The tabloid is an active supporter of the Serbian Prime Minister, Aleksandar Vucic.  Its editor and owner, Dragan Vucicevic, has previously confirmed his friendly relations with the Prime Minister, as well as his friendship with Vucic's brother, Andrej.

The paper’s recent attacks against the Serbian Network for Investigating Organized Crime (KRIK) include information which appears to have come from police, intelligence files or from constant surveillance of KRIK journalists by government actors.

In a Television Pink interview this Wednesday, the tabloid’s editor revealed in advance a story KRIK reporters were working on -- that the Prime Minister has large real estate assets in Belgrade hidden under names of family members.

The paper has also published the names of multiple people KRIK has talked to, including potential sources. If true, the revelations could endanger the lives of sources and reporters.

KRIK has written extensively about corruption in Vucic's inner circle. It exposed Belgrade mayor Sinisa Mali's alleged involvement in corrupt privatizations, an alleged past murder by Serbia's Health Minister when he worked as a doctor for the Zemun Clan and footage of Serbia's Foreign Minister meeting with an associate of convicted cocaine smuggler Darko Saric.

But to date, KRIK had not yet written about corruption by Vucic himself. The tabloid alleged KRIK’s planned story about real estate was false and a plan to discredit the Prime Minister.

Attacks by the Informer on KRIK are not new.  KRIK journalists have repeatedly found themselves accused of cooperating with foreign secret services, launching false scandals, and being a spy organization that aims to weaken the government.

But the latest attacks, spearheaded by Informer's chief editor Vucicevic, have been far more sinister and personal.  They appear to rely on material that could only have been gathered by surveillance, including phone taps, tracking, and other secret service types of intelligence gathering.

In his Wednesday interview, Vucicevic repeated the usual claims of his newspaper.  He said the head of KRIK, chief editor Stevan Dojcinovic,  ”falsely portrays himself as a journalist“ while cooperating with OCCRP Editor Andrew Sullivan in Sarajevo who, Vucicevic said, “works for Western intelligence agencies“.

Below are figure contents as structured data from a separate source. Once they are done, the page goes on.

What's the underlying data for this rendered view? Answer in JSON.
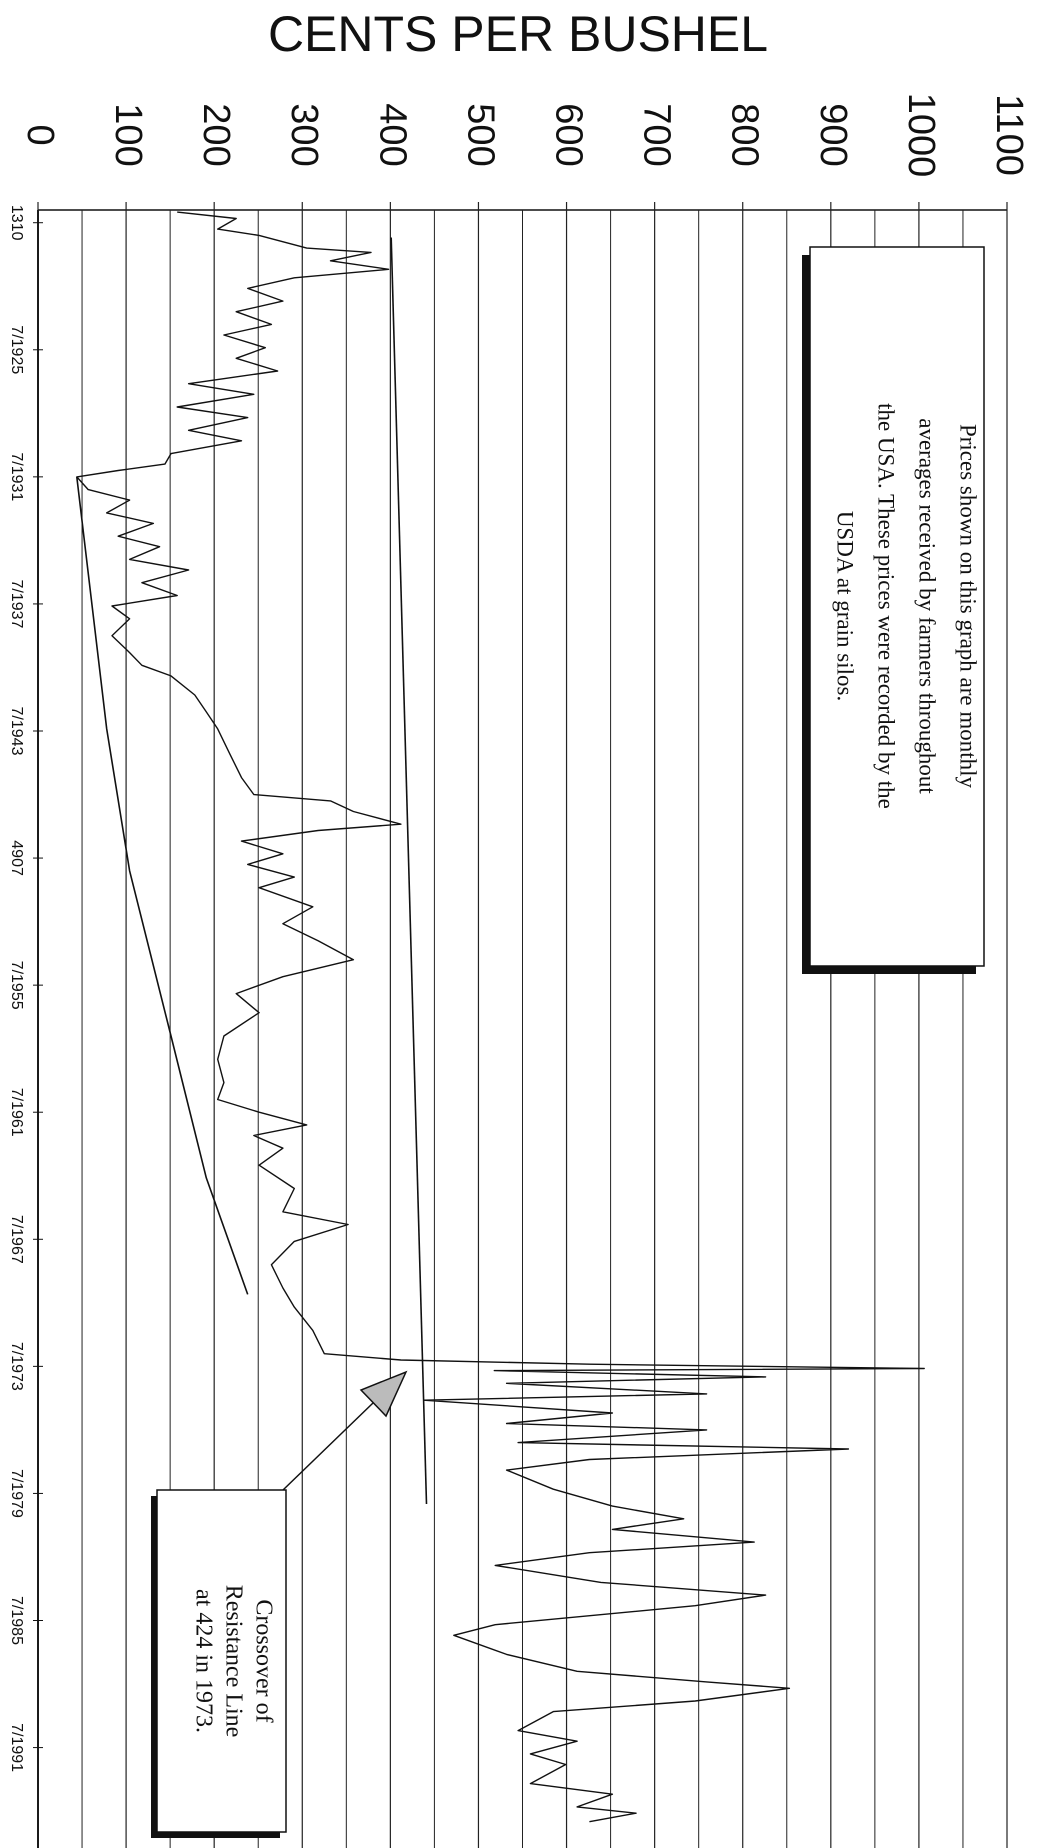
{
  "chart_data": {
    "type": "line",
    "title": "CENTS PER BUSHEL",
    "x": [
      1919.0,
      1919.3,
      1919.8,
      1920.1,
      1920.7,
      1920.9,
      1921.3,
      1921.7,
      1922.1,
      1922.6,
      1923.2,
      1923.7,
      1924.3,
      1924.8,
      1925.4,
      1925.9,
      1926.5,
      1927.1,
      1927.6,
      1928.2,
      1928.7,
      1929.3,
      1929.8,
      1930.4,
      1930.9,
      1931.2,
      1931.5,
      1932.1,
      1932.6,
      1933.2,
      1933.7,
      1934.3,
      1934.8,
      1935.4,
      1935.9,
      1936.5,
      1937.1,
      1937.6,
      1938.2,
      1939.0,
      1939.8,
      1940.4,
      1940.9,
      1941.8,
      1942.6,
      1943.4,
      1944.6,
      1945.7,
      1946.5,
      1946.8,
      1947.3,
      1947.9,
      1948.2,
      1948.7,
      1949.3,
      1949.8,
      1950.4,
      1950.9,
      1951.8,
      1952.6,
      1953.4,
      1954.3,
      1955.1,
      1955.9,
      1956.8,
      1957.9,
      1959.0,
      1960.1,
      1960.9,
      1961.5,
      1962.1,
      1962.6,
      1963.2,
      1964.0,
      1965.1,
      1966.2,
      1966.8,
      1967.6,
      1968.7,
      1969.8,
      1970.7,
      1971.8,
      1972.9,
      1973.2,
      1973.4,
      1973.6,
      1973.7,
      1974.0,
      1974.3,
      1974.8,
      1975.1,
      1975.7,
      1976.2,
      1976.5,
      1977.1,
      1977.4,
      1977.9,
      1978.4,
      1979.3,
      1980.1,
      1980.7,
      1981.2,
      1981.8,
      1982.3,
      1982.9,
      1983.7,
      1984.3,
      1984.8,
      1985.7,
      1986.2,
      1987.1,
      1987.9,
      1988.4,
      1988.7,
      1989.3,
      1989.8,
      1990.7,
      1991.2,
      1991.8,
      1992.3,
      1993.2,
      1993.7,
      1994.3,
      1994.6,
      1995.0
    ],
    "values": [
      158,
      225,
      204,
      251,
      305,
      378,
      332,
      398,
      291,
      238,
      278,
      225,
      265,
      211,
      258,
      225,
      272,
      171,
      245,
      158,
      238,
      171,
      231,
      151,
      144,
      91,
      44,
      57,
      104,
      78,
      131,
      91,
      138,
      104,
      171,
      118,
      158,
      84,
      104,
      84,
      104,
      118,
      151,
      178,
      191,
      204,
      218,
      231,
      245,
      332,
      358,
      412,
      318,
      231,
      278,
      238,
      291,
      251,
      312,
      278,
      318,
      358,
      278,
      225,
      251,
      211,
      204,
      211,
      204,
      251,
      305,
      245,
      278,
      251,
      291,
      278,
      352,
      291,
      265,
      278,
      291,
      312,
      325,
      412,
      626,
      1006,
      518,
      826,
      532,
      759,
      438,
      652,
      532,
      759,
      545,
      920,
      626,
      532,
      585,
      652,
      733,
      652,
      813,
      626,
      519,
      639,
      826,
      746,
      519,
      472,
      532,
      612,
      759,
      853,
      746,
      585,
      545,
      612,
      559,
      599,
      559,
      652,
      612,
      679,
      626
    ],
    "color": "#111111",
    "lines": [
      {
        "x": [
          1920.2,
          1980.0
        ],
        "values": [
          401,
          441
        ]
      },
      {
        "x": [
          1931.5,
          1943.4,
          1950.1,
          1957.9,
          1964.6,
          1970.1
        ],
        "values": [
          44,
          78,
          104,
          151,
          191,
          238
        ]
      }
    ],
    "ylim": [
      0,
      1100
    ],
    "yticks": [
      0,
      100,
      200,
      300,
      400,
      500,
      600,
      700,
      800,
      900,
      1000,
      1100
    ],
    "minor_yticks": [
      50,
      150,
      250,
      350,
      450,
      550,
      650,
      750,
      850,
      950,
      1050
    ],
    "xlim": [
      1918.9,
      1996.1
    ],
    "xticks": [
      {
        "value": 1919.5,
        "label": "1310"
      },
      {
        "value": 1925.5,
        "label": "7/1925"
      },
      {
        "value": 1931.5,
        "label": "7/1931"
      },
      {
        "value": 1937.5,
        "label": "7/1937"
      },
      {
        "value": 1943.5,
        "label": "7/1943"
      },
      {
        "value": 1949.5,
        "label": "4907"
      },
      {
        "value": 1955.5,
        "label": "7/1955"
      },
      {
        "value": 1961.5,
        "label": "7/1961"
      },
      {
        "value": 1967.5,
        "label": "7/1967"
      },
      {
        "value": 1973.5,
        "label": "7/1973"
      },
      {
        "value": 1979.5,
        "label": "7/1979"
      },
      {
        "value": 1985.5,
        "label": "7/1985"
      },
      {
        "value": 1991.5,
        "label": "7/1991"
      }
    ],
    "grid": true,
    "annotations": [
      {
        "lines": [
          "Prices shown on this graph are monthly",
          "averages received by farmers throughout",
          "the USA. These prices were recorded by the",
          "USDA at grain silos."
        ]
      },
      {
        "lines": [
          "Crossover of",
          "Resistance Line",
          "at 424 in 1973."
        ]
      }
    ]
  }
}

KRIK had earlier announced they would be revealing details on the property of Serbian politicians. But KRIK was, in fact, also working on a story revealing the property of Vucic's family exactly - and this begs the question: how did Vucicevic know?

Following the interview, the Independent Association of Journalists of Serbia (NUNS), called on authorities to investigate if Vucicevic received this information from any government agency, and if KRIK journalists are being wiretapped or monitored in any way. NUNS also called for a boycott of Informer.

Andreas Poltermann, head of Belgrade's Heinrich Boll Foundation office, expressed support for KRIK.  He said Informer's campaign “confirms“ Serbia is “captured by one political party, specifically the Prime Minister“, which is “openly supported“ by some media in Serbia.

On Friday, Informer’s front page ran an image of Dojcinovic titled „Sado-Masochist FrenchSpy“. The paper portrayed him as a fetishist and sado-maso enthusiast, but also went on to suggest he cooperates with the French secret service.

KRIK is an internationally respected non-profit investigative reporting center. It has won many international awards, including the prestigious Global Shining Light award.  Journalists around the region have pledged support for KRIK and demanded an end to the harassment. They have also expressed concern about the government’s possible role in the attacks.